Movies to watch this Thanksgiving, for every kind of family or friend group
The turkey’s been destroyed, the pie’s been reduced to crumbs, and the plates are in the dishwasher. Everyone’s starting to get restless. Then someone suggests going out to see a movie, some others murmur in agreement, and you just know you’re in for another two hours of indecision and cluelessness until it gets too late and everyone just decides to go home.
Except you’re not. Not this year. Because this year, you’ve got us to help you.
Here’s what to watch this Thanksgiving if you’re with…
… your uncle who gets way too into his Oscar pool: The Favourite
This period piece is definitely one to know if you’re invested in the acting categories, as Olivia Colman, Rachel Weisz, and Emma Stone all stand a good chance of getting in. Plus, it’s just plain fun—think Thrones-level scheming, plus more oddly compelling camerawork and a healthy side of pitch-black humor. Did we also mention there are cute bunnies?
Darn it, that’s not playing nearby: The racial dynamics Green Book are… problematic, to say the least, but it’s bound to win over the same auds who previously rewarded films like The Help.
… your entire family, extended relatives included: Ralph Breaks the Internet
If you’re looking for the crowdpleaser of crowdpleasers, it’s hard to go wrong with Disney Animation. They’re second to none when it comes to entertainment gentle enough to amuse the kiddies and smart enough to impress the grown-ups, and Ralph Breaks the Internet is no exception. Just be prepared to cover the youngest ones’ eyes in that finale—things get pretty intense.
Oh no, that’s sold out: Instant Family probably won’t blow any minds, but it might warm some hearts. (Families with under-13 kids should proceed with caution, though.)
… your mother-in-law who really loves Christmas: The Grinch
It’s an entire movie about how Christmas is not just great, but the absolute best, and will definitely, eventually soften of even hardest of cynics. Which is to say it is the perfect story for the loved one in your life who spends January through November waiting for December to come back around.
She thinks cartoons are just for kids: Well, it also doesn’t get more classically Christmas than The Nutcracker and the Four Realms, even if this version puts a new spin on that old tale.
… your parents who keep asking for movie recs: Creed II
Creed II is an easy win, even if it’s not quite as good as Creed 1. Think sports movie plus family drama plus romance plus beefcake showcase, and then multiply it by the nostalgia that comes from seeing Rocky Balboa and Ivan Drago back onscreen. You’ll laugh, you’ll gasp, you’ll cry, and all that intergenerational drama might even inspire you to say “I love you” to each other.
Eh, sports aren’t their speed: Have they seen A Star is Born yet? They’ll probably like A Star is Born. Everybody likes A Star is Born.

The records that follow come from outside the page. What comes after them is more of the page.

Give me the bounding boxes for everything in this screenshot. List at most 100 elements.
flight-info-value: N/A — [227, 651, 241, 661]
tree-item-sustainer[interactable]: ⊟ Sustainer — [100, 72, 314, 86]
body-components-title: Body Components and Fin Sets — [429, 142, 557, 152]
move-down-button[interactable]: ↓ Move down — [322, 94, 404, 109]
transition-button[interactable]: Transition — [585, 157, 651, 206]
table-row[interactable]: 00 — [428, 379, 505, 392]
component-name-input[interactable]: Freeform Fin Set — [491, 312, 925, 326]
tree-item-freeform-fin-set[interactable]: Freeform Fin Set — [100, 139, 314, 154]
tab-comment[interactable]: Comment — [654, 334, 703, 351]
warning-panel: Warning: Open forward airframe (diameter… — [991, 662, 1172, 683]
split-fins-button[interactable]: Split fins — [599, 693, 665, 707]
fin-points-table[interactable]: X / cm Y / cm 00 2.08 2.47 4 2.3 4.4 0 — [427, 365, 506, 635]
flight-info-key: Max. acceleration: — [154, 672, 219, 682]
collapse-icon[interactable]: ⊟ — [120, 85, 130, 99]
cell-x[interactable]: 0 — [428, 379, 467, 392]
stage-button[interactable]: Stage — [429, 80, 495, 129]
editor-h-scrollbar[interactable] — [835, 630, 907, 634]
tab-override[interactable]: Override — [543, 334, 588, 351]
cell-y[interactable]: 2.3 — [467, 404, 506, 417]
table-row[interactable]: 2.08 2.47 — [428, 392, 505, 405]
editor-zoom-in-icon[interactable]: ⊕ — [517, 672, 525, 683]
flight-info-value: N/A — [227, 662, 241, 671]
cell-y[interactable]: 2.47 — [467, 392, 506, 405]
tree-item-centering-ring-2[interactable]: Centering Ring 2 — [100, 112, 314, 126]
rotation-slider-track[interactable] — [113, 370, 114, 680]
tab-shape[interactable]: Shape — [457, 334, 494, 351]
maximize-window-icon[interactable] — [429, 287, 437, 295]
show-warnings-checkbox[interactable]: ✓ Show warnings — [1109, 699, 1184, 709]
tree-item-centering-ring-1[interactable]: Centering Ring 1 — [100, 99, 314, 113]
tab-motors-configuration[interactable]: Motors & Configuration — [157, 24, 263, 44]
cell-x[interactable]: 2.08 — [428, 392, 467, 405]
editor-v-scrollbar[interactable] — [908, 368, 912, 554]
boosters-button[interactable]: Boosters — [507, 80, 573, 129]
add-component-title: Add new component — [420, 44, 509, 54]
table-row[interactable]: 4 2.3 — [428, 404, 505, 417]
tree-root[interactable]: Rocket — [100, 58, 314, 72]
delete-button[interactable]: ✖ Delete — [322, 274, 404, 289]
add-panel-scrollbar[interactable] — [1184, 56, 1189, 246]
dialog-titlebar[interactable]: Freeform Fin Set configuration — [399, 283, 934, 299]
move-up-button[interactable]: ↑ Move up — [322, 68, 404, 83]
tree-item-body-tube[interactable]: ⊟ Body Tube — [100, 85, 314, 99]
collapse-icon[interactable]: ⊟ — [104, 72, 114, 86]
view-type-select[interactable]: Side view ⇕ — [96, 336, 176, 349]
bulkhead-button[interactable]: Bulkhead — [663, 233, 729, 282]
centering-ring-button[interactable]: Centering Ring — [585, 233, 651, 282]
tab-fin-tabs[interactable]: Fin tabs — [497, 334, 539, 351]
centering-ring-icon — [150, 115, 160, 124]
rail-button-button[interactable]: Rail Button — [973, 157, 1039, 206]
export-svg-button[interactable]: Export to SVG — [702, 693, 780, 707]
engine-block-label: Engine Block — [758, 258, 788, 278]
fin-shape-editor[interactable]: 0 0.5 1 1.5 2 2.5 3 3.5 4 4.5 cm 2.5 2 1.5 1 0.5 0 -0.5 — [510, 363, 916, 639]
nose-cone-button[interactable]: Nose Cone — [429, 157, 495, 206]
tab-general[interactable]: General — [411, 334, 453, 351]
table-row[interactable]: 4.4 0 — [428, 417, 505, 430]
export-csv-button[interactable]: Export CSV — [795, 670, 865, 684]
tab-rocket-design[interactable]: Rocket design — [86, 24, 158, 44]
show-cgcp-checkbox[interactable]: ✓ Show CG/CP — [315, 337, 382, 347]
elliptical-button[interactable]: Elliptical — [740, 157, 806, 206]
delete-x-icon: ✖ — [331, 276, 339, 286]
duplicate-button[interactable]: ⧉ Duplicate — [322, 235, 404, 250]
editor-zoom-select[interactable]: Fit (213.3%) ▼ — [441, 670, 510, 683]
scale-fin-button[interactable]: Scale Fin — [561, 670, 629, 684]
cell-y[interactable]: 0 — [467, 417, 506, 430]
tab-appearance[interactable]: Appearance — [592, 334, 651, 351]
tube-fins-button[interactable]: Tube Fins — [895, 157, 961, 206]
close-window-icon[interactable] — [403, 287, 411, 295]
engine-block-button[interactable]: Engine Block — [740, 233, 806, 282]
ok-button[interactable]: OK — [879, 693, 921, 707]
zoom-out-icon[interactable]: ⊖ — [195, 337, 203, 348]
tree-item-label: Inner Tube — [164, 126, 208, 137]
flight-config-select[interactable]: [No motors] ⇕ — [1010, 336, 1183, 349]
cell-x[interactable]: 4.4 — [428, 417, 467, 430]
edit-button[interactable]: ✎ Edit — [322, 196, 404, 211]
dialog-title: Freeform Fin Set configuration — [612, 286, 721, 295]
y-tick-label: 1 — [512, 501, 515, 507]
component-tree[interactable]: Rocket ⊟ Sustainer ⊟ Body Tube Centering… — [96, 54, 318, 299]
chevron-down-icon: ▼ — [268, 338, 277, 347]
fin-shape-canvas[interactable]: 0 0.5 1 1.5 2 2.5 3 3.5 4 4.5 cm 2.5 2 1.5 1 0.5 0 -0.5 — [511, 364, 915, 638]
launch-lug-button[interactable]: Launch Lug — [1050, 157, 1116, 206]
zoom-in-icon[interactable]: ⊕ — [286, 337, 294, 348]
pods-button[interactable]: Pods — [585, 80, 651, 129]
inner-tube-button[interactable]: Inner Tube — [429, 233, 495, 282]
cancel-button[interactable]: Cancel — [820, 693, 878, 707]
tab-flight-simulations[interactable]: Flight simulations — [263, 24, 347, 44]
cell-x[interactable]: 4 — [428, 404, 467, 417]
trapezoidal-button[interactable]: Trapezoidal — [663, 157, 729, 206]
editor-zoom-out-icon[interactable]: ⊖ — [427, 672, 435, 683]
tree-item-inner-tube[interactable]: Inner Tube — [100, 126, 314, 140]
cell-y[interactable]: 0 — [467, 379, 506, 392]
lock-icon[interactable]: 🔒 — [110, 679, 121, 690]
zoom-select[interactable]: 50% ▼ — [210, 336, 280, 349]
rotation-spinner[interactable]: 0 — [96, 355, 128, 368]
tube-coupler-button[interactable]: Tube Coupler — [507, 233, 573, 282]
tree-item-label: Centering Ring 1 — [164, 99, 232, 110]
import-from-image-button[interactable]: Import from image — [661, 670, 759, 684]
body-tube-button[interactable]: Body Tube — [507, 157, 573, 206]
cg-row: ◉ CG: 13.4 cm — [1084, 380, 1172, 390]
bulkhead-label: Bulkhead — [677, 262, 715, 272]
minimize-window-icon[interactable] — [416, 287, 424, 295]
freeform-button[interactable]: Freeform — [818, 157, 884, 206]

… your Friendsgiving crew: Widows
Warm and cuddly it isn’t, but there is something kind of invigorating about watching a bunch of messed-up people coming together and finding strength in one another, and then using that new power to pull off a truly daring, dangerous heist. Hey, it’s kind of like you guys! Except you guys, presumably, commit fewer crimes.
Duh, saw it last weekend: Prickly yet tender, Can You Ever Forgive Me? seems like it was made for watching with the family you chose.
… your sister who’s fighting off her tryptophan stupor: Overlord
If anything’s exciting enough to stave off that impending food coma, it’s gotta be the movie about killing the fuck out of some Nazi zombies. Overlord promises guts and glory, and the (very 2018) satisfaction of watching some truly horrific creatures get got.
Uf, that’s just gonna make her sick: Robin Hood isn’t as unique as Overlord, but it’s also not as gleefully violent, and it’s got a solid cast including Taron Egerton, Jamie Foxx, and Jamie Dornan.
… your cousins who just want to get out of the house: Fantastic Beasts: The Crimes of Grindelwald
We’re not saying it’s a good movie; in fact, we’ve spoken at length about how very not-good it is. But it is a long movie, from a franchise pretty much everyone’s familiar with. Plus, the sheer amount of WTFery on display means there’ll be plenty to discuss after, giving you guys an excuse to hit the bar instead of just slinking back home.
Drat, no reserved seats together: Is Bohemian Rhapsody still playing near you, maybe? Someone’s bound to have missed it, and the rest will probably be fine with rewatching what’s essentially a greatest hits album put to video.
… your grandparents who’d really prefer to stay in: The Christmas Chronicles
Admit it: At least two of the people in this room have the hots for Kurt Russell, and at least one of them is intrigued by the idea of him playing a sexy Santa. So why not just embrace it? Change into your PJs, make some hot cocoa, and have yourselves a merry old time with this ridiculous-looking movie.
Good lord, they aren’t that cheesy: Are the Coens more their speed? If so, they’re bound to find something to love in The Ballad of Buster Scruggs, an anthology of tales about the Wild West.